The letter characterized the relocation of funding as “savings” from projects the Pentagon estimated cost less than their original appropriation. This practice, known as reprogramming, involves the Pentagon asking for congressional approval to shift money that lawmakers originally allocated for specific military programs elsewhere.
For example, it is requesting more than $11 million from a Marine barracks complex and bachelor enlisted quarters at Kadena Air Base in Japan for the BMGR project.

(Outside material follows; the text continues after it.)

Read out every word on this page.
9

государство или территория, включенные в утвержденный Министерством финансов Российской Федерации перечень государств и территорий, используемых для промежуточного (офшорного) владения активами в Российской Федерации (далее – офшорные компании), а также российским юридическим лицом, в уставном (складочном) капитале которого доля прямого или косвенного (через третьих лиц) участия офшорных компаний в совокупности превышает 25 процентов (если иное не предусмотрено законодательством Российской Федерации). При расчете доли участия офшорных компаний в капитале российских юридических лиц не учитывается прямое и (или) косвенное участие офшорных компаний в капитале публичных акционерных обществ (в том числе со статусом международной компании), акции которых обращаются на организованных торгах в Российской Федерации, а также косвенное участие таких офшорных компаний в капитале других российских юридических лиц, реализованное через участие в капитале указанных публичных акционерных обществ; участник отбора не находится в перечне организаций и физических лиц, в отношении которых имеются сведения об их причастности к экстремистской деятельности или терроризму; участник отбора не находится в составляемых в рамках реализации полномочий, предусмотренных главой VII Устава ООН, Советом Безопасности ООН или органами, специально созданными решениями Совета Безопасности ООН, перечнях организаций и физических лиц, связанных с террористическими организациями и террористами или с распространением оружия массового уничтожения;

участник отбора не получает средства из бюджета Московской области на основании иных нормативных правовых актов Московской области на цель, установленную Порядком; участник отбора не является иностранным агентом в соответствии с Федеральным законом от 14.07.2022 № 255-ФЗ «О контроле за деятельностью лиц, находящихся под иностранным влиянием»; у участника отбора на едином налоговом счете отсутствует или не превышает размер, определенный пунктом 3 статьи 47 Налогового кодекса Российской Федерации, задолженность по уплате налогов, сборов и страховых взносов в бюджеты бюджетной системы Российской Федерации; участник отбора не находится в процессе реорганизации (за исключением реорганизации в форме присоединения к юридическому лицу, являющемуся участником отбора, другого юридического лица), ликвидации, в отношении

The Pentagon is also seeking to reallocate millions from an F-35 Lightning II hangar in California; a V-22 Osprey airfield in Virginia; and tens of millions of dollars from two military-run elementary schools, one in Germany and the other in Kentucky.
Military.com reported in May that the Pentagon was reallocating $1 billion meant for Army barracks to fund troop deployments to the U.S.-Mexico border as the military becomes increasingly involved in immigration enforcement under President Donald Trump’s administration.
In 2023, Luke Air Force Base, Arizona, which owns part of the BMGR, said in a report that, “as a result of its proximity to the U.S.-Mexico border, the entire BMGR is potentially subject to the presence of undocumented aliens and smuggling traffic,” and was therefore patrolled by U.S. Customs and Border Protection agents.
A representative for the Pentagon acknowledged Military.com’s questions about BMGR on Monday, to include whether such border crossing traffic was the impetus for the shifting of funds, but did not respond by publication.
Earlier this month, the Pentagon requisitioned 140 miles of federal land in Arizona, including near BMGR, as part of its sweeping effort to militarize areas of the border to prevent crossings under Trump’s immigration crackdown.